Ante la creciente expansión de los grupos del narcotráfico mexicanos en Europa —especialmente de organizaciones como Cártel Jalisco Nueva Generación (CJNG) y Cártel de Sinaloa—, las autoridades del continente han puesto en marcha una ofensiva internacional para desmantelar sus redes y cortar sus rutas de distribución de drogas sintéticas y cocaína.
Fuentes de las agencias antidrogas europeas confirman que en los últimos meses se ha incrementado la vigilancia en puertos, aeropuertos y redes de envíos por correo, así como la cooperación entre países para rastrear envíos y desarticular células criminales.
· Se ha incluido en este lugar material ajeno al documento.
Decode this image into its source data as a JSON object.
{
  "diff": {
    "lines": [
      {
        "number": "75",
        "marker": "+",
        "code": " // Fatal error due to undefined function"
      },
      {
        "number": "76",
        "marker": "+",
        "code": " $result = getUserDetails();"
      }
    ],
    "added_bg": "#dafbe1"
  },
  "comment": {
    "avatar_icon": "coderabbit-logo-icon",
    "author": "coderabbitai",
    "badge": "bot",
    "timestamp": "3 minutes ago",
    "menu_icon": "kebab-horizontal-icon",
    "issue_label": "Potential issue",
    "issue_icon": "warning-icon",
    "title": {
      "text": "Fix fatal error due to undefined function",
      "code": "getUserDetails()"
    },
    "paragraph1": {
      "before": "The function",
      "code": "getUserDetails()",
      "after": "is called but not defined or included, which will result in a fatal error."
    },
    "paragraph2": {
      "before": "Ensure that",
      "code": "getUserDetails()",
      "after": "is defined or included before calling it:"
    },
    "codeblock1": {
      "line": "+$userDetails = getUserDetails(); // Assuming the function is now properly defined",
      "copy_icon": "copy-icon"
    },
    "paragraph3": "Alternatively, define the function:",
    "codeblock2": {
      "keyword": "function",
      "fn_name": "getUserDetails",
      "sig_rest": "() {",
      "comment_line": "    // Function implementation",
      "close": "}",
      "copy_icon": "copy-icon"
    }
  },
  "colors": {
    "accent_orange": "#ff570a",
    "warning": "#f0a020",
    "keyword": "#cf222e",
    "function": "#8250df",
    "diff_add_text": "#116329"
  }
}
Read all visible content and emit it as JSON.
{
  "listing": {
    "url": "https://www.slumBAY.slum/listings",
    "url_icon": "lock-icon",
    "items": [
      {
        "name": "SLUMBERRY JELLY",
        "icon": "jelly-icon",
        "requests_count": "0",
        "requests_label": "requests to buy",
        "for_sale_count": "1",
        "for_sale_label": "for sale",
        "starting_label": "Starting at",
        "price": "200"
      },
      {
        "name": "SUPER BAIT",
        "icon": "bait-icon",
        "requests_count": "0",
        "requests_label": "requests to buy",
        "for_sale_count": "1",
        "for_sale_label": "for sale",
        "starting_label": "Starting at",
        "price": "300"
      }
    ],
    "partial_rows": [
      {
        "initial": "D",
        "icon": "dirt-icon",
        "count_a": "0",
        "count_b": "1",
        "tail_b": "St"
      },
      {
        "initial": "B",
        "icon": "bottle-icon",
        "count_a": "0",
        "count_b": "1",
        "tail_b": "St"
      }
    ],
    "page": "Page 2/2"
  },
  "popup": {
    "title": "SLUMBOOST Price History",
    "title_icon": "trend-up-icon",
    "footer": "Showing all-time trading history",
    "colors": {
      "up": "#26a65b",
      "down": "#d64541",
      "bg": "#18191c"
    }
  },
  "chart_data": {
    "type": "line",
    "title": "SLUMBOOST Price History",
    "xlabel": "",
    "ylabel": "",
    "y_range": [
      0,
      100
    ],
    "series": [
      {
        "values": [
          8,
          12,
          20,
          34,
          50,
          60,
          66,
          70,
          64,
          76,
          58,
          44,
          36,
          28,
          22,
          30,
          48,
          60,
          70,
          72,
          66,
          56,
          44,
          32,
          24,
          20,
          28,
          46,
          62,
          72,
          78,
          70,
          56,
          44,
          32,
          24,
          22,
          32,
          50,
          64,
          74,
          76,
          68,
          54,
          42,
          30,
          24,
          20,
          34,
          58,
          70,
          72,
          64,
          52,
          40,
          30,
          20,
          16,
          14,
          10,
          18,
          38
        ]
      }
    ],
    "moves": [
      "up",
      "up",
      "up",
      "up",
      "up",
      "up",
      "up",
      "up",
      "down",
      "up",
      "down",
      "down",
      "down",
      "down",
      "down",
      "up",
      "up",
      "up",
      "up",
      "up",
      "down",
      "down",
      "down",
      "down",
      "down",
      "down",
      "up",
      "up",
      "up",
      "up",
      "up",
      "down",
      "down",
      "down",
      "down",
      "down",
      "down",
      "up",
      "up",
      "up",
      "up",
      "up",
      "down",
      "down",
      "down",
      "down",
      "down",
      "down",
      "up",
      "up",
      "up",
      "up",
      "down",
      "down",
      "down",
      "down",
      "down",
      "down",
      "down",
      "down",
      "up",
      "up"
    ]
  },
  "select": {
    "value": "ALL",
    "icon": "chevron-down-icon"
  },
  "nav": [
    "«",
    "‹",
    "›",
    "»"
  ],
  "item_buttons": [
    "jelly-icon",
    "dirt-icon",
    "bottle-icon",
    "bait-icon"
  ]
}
Organismos internacionales coinciden en que los cárteles mexicanos ya no operan solo como exportadores, sino que han establecido infraestructura propia en países como España, Bélgica, Países Bajos, Francia e Italia. Allí han instalado laboratorios de metanfetamina, sistemas de logística, cocinas clandestinas, rutas de reparto y redes de lavado de dinero. A su vez, se detectó que operan con personal mexicano o latino, colaboradores locales y alianzas con organizaciones del hampa regional.
Esta nueva estrategia del crimen trasciende el narcotráfico: incluye tráfico de precursores químicos, blanqueo de capitales, tráfico de personas y vínculos con redes de crimen organizado en África y Europa del Este. Las autoridades europeas advierten que estos frentes combinados elevan el riesgo de violencia, adicciones, sobornos y corrupción en países que tradicionalmente no enfrentaban fenómenos de este tipo.
Para responder, la Unión Europea presentó esta semana una estrategia integral de 19 acciones prioritarias —refuerzo en controles aduanales, ampliación de intercambio de inteligencia, cooperación en extradiciones, programas de prevención de reclutamiento juvenil, creación de una base común contra precursores químicos y aceleración de procesos judiciales contra redes transnacionales— con el fin de frenar la penetración del narcotráfico mexicano en su territorio.
En México, este nuevo contexto obliga a una reflexión urgente: si Europa logra cerrar rutas de distribución y cortar sus brazos financieros, presionará al gobierno federal a reforzar su lucha interna, mejorar procesos de investigación y sanción, y cerrar agujeros legales que permiten el flujo de drogas, armas y dinero ilícito.
El reto es mayúsculo: no se trata ya solo de interceptar cargamentos, sino de desarmar una estructura criminal global que busca infiltrar Europa, reinventarse y diversificarse con nueva violencia, underworld financiero y redes internacionales. El tiempo para responder con eficacia —y sin titubeos— corre más rápido que nunca.